Up until the early 20th century, Western society was made up of adults and children, with nothing in between. But child labour laws changed that, giving young people a taste of freedom and responsibility that became even more important during two world wars and the Great Depression. Rebellious attitudes surged in swing music, and even though adults balked at the idea of giving teens any real independence, the New York Times made it official in 1945 with the publication of a Teen-age Bill of Rights.
All of this is informative and interesting, but filmmaker Wolf interweaves the archival movies with footage he has created in a vintage style. And we can tell something isn't quite right: the character profiles are clearly fictionalised, which makes us wonder how much of the movie we can believe. It certainly doesn't help that these fake young people are token figures: a partying British socialite, a young black American, a member of the Hitler Youth. No matter how much they tell us about the times and places, they remain purely artificial creations.

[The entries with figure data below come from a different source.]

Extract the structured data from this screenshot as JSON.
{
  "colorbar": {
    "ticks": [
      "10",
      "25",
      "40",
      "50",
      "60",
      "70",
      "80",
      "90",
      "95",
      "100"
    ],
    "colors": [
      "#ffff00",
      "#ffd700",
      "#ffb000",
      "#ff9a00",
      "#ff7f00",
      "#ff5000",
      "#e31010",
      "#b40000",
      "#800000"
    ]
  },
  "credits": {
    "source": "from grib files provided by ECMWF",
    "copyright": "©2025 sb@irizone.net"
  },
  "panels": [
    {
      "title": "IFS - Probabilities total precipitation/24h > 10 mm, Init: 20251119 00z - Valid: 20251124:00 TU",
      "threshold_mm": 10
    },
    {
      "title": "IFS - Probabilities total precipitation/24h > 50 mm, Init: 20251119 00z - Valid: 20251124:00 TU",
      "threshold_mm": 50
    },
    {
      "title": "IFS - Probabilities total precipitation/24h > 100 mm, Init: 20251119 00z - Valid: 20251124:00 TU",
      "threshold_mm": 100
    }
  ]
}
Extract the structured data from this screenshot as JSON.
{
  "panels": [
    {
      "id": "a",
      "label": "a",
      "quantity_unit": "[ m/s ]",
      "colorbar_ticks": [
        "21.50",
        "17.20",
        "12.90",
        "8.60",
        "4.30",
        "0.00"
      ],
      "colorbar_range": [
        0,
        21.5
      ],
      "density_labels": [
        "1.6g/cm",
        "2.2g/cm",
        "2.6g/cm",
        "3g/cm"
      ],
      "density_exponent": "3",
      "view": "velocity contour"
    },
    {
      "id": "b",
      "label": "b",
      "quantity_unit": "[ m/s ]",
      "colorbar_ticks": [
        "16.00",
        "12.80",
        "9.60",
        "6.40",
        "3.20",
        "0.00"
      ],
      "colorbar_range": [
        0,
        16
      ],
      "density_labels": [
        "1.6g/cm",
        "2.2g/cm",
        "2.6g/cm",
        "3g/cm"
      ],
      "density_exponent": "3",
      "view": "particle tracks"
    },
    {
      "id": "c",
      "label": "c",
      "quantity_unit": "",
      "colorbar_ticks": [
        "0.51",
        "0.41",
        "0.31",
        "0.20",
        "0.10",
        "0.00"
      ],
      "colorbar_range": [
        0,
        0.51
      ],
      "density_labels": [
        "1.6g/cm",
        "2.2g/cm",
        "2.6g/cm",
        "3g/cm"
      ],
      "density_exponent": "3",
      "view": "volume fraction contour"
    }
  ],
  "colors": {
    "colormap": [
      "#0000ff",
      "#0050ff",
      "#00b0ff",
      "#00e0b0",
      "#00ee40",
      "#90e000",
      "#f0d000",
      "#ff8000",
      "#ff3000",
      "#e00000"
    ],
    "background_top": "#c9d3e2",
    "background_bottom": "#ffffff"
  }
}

The film's narration also feels oddly invented. Spoken in the voices of various teens, it catches our attention because it reflects aspects of life we can identify with, with variations of the youth experience over the years. But nothing here is remotely revelatory: throughout human history, adolescents have felt out of place, yearning for purpose in life and a sense of their own importance in the world. Oddly, Wolf never finds anything that suggests that "teenage" is a new concept at all. And his only intriguing discovery, that post-war teens started a rebellion that ran through the 1960s to Tienanmen Square, is only barely touched on even though it's the first original idea in the whole movie.